A doctor weighs in on what to do when diet and exercise aren’t working

Holiday indulgence not withstanding, the beginning of a new year is a terrific time to take stock of your heath and burden. If you have noticed that diligent diet plan and additional exercise simply don’t appear to be operating, perhaps it is time to consider bariatric surgery.

Don’t let that instant term — “operation” — frighten you. Bariatric procedures are a secure and effective method to get rid of weight when the conventional methods have ceased working.

Beneath, Dr. Sachin S. Kukreja, from the Methodist Weight Management Institute at   Methodist Dallas, breaks down exactly what people should know about bariatric operation. He also explains why it may be a good fit for some, especially if those with a BMI of 40 or greater, or a BMI of 35 with weight-related conditions such as hypertension, diabetes, sleep apnea, or joint pain.

What exactly is routine surgery?
These procedures trigger weight loss by limiting the total amount of food the stomach can hold. Most weight loss surgeries today are performed using minimally invasive methods (called laparoscopic surgery).

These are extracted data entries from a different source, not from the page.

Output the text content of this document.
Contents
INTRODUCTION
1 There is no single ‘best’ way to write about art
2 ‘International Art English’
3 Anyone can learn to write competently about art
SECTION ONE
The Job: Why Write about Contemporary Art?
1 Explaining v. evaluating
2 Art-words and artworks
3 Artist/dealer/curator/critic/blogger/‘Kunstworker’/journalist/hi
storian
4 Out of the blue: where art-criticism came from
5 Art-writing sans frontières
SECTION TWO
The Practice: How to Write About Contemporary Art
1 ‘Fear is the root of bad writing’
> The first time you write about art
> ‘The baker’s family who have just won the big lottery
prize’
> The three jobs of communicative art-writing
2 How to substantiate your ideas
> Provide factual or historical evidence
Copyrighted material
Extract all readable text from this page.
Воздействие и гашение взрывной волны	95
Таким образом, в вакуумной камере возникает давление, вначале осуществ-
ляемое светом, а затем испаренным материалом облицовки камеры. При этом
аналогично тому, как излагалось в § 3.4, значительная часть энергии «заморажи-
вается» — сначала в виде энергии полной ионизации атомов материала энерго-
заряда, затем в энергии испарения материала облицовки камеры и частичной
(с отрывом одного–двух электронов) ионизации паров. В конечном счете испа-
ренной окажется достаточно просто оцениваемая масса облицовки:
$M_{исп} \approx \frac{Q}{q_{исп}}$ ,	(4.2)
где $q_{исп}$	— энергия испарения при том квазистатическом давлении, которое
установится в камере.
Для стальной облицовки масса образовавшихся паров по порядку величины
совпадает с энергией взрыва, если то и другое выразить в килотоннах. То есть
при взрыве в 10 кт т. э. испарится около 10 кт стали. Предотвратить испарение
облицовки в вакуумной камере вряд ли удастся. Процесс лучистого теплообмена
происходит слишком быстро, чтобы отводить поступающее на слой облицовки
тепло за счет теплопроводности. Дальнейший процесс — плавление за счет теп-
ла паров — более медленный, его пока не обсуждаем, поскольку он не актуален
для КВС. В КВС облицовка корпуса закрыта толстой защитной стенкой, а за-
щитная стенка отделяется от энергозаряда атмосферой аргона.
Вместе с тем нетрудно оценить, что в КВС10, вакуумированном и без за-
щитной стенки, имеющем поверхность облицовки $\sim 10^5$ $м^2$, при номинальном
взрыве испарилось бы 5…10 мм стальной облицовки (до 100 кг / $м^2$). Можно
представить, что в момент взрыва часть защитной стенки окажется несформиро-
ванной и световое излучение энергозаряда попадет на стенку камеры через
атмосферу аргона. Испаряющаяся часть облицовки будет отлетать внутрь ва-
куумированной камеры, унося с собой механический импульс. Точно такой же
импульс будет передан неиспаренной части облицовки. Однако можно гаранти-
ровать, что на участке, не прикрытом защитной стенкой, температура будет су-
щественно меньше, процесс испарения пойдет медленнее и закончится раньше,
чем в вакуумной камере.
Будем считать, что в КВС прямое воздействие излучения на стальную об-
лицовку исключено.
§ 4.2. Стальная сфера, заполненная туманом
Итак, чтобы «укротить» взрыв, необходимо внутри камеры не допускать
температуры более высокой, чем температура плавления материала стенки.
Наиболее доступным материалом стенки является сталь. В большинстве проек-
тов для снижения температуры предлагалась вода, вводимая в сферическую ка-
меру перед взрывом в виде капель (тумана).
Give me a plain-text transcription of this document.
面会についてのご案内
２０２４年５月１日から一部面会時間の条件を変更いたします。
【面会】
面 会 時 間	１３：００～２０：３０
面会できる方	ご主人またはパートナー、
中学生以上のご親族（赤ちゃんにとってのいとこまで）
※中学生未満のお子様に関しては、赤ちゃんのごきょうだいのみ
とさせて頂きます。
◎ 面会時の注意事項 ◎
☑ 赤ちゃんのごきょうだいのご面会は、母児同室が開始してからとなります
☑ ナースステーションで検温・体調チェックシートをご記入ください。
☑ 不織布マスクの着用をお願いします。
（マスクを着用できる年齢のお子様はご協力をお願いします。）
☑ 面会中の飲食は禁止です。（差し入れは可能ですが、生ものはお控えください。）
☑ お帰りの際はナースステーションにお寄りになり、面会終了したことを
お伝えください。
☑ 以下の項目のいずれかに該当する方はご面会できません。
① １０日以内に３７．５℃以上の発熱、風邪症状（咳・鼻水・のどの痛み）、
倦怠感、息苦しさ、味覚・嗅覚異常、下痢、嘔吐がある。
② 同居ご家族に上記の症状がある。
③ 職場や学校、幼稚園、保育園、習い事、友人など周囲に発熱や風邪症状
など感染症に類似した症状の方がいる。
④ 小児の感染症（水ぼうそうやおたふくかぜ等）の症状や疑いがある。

The most common bariatric surgery procedures are:

  • Gastric bypass: Often considered the “gold standard” of weight loss operation, the Roux-en-Y gastric bypass (its proper name) produces a smaller stomach pouch and also leads to fewer calories absorbed.
  • Gastric sleeve: This also operates by removing approximately 80% of the gut, with a tubular pouch staying.   It also influences gut hormones that manage hunger, satiety, and blood sugar management.
  • Adjustable gastric band: For this, an inflatable ring is placed around the top part of the gut, making a small stomach pouch. The dimensions of this opening is reduced gradually over time with repeated adjustments.
  • Biliopancreatic diversion with duodenal switch: A process with two components. First, a smaller, midsize stomach pouch is made by removing some of the gut (similar to the sleeve). After that, a large portion — approximately three-fourths — of the small intestine is bypassed.

How risky is bariatric surgery?
Patients tend to be surprised — and do not believe — how secure bariatric operation is. Whether you are speaking about sleeve, bypass, or duodenal switch, bariatric surgery is now considered safer than having your stomach removed. The reason is that patients undergoing weight loss surgery undergo thorough evaluations beforehand to make sure they are healthy enough to move.

Why is weight loss surgery also referred to as metabolic operation?
Metabolism is the process of how the body breaks food down to be utilized as energy or stored in the tissues, and so a metabolic disorder is when that approach is disrupted. Obesity may increase the risk of metabolic disorders such as diabetes, hypertension, and cholesterol.

Based on the patient, disease and operation, bariatric operation allows for diabetes remission up to 98 percent of the moment.

What’s more, metabolism can be measured. The 2,000-calorie principle that’s ingrained in us from the FDA doesn’t apply to all individuals, and physicians can figure out the caloric demands of a patient to either lose or maintain weight.

Are there any non-surgery options? What exactly are gastric balloons?
Gastric balloons are non-invasive, and do not require surgery for removal or positioning. In actuality, some may even be put in your physician’s office as you’re on your lunch break. The balloon is swallowed and then your doctor inflates the balloon.

The balloon helps facilitate weight loss by simply taking up space in your gut, so you consume less. In a clinical study, patients dropped twice as much weight than with diet and exercise alone.

As always, consult with your physician before embarking on any weight loss plan, surgical or otherwise. Need a doctor? Locate one here.